Abstract. Compressed natural gas vehicles are often considered a cleaner alternative to gasoline and diesel vehicles because they generally emit less particulate mass. However, their emissions of ultrafine particles and their potential biological effects remain insufficiently understood, especially for modern light-duty vehicles under realistic driving conditions. In this study, exhaust emissions from a Euro 6 compressed natural gas taxi were investigated on a chassis dynamometer using two driving cycles: a moderate real-driving cycle and a more dynamic cycle including cold-start operation.
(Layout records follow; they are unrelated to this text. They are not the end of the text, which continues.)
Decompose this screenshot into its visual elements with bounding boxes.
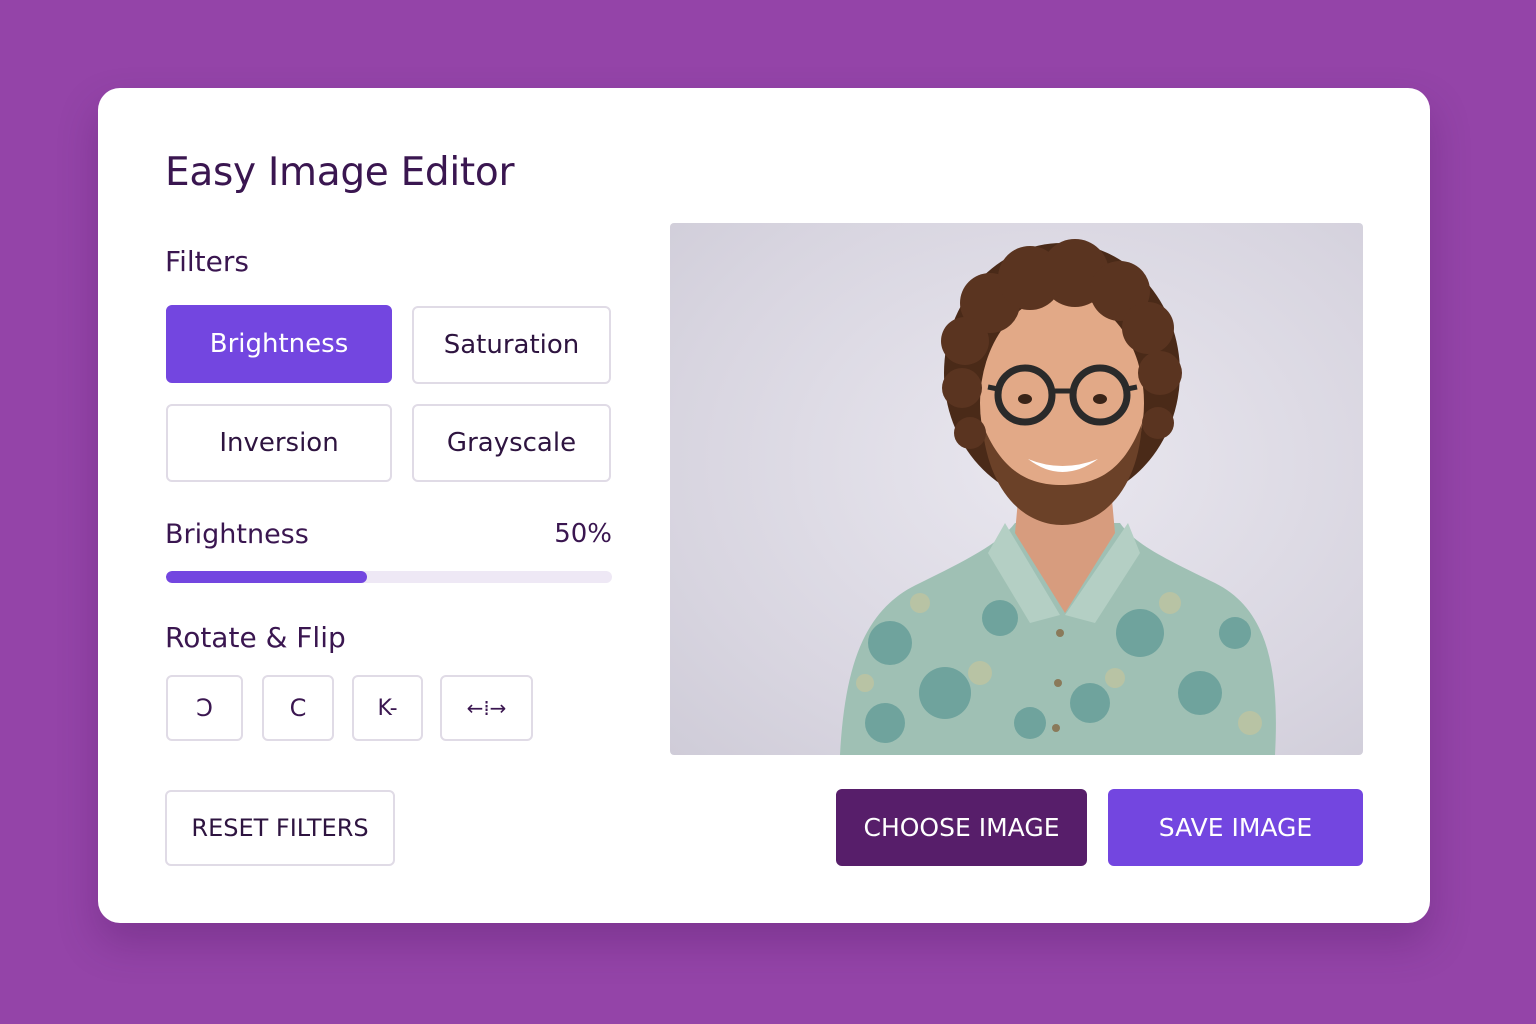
rotate-flip-heading: Rotate & Flip [165,621,346,654]
filter-inversion-button[interactable]: Inversion [166,404,392,482]
filter-grayscale-button[interactable]: Grayscale [412,404,611,482]
flip-vertical-icon: ←⁞→ [466,696,507,720]
rotate-right-icon: C [289,694,307,722]
save-image-button[interactable]: SAVE IMAGE [1108,789,1363,866]
page-title: Easy Image Editor [165,150,515,195]
flip-horizontal-icon: K- [377,695,398,721]
image-preview [670,223,1363,755]
brightness-slider[interactable] [166,571,612,583]
choose-image-button[interactable]: CHOOSE IMAGE [836,789,1087,866]
slider-value: 50% [554,519,612,549]
rotate-left-button[interactable]: Ↄ [166,675,243,741]
filters-heading: Filters [165,245,249,278]
flip-vertical-button[interactable]: ←⁞→ [440,675,533,741]
filter-brightness-button[interactable]: Brightness [166,305,392,383]
flip-horizontal-button[interactable]: K- [352,675,423,741]
rotate-left-icon: Ↄ [196,694,213,722]
editor-card: Easy Image Editor Filters Brightness Sat… [98,88,1430,923]
portrait-photo [840,239,1276,755]
slider-label: Brightness [165,519,309,550]
filter-saturation-button[interactable]: Saturation [412,306,611,384]
reset-filters-button[interactable]: RESET FILTERS [165,790,395,866]
slider-fill [166,571,367,583]
rotate-right-button[interactable]: C [262,675,334,741]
During the campaign, the vehicle exhibited two operating states: an initial rich-mixture condition associated with impaired aftertreatment performance, and a later stabilized condition. Gaseous pollutants, particle number, particle size distributions, soot mass, particle mass distribution, and deposited particle dose were measured. The nanoparticle-enriched particle fraction was chemically analysed for polycyclic aromatic hydrocarbons, nitrated and oxygenated derivatives, and water-soluble elements. In vitro toxicity was assessed using human lung epithelial cells exposed at the air–liquid interface to diluted gas phase and diluted whole exhaust. Rich-mixture operation strongly increased gaseous and particle emissions, while cold-start and dynamic driving also increased emissions under stabilized operation. The nanoparticle-enriched fraction contained low concentrations of organic compounds but substantially higher concentrations of water-soluble elements, dominated by zinc. Exposure to diluted exhaust reduced cell viability, increased membrane damage, and induced cytokine release. The gas phase alone produced measurable responses, while whole exhaust often produced stronger effects. However, differences between vehicle operating states and driving cycles were not consistent across all toxicological endpoints. These results show that the potential health relevance of compressed natural gas exhaust cannot be evaluated using particulate mass or regulated emissions alone. Even low-mass nanoparticle emissions, together with gas-phase compounds and soluble particle-associated species, may contribute to cytotoxic and inflammatory responses.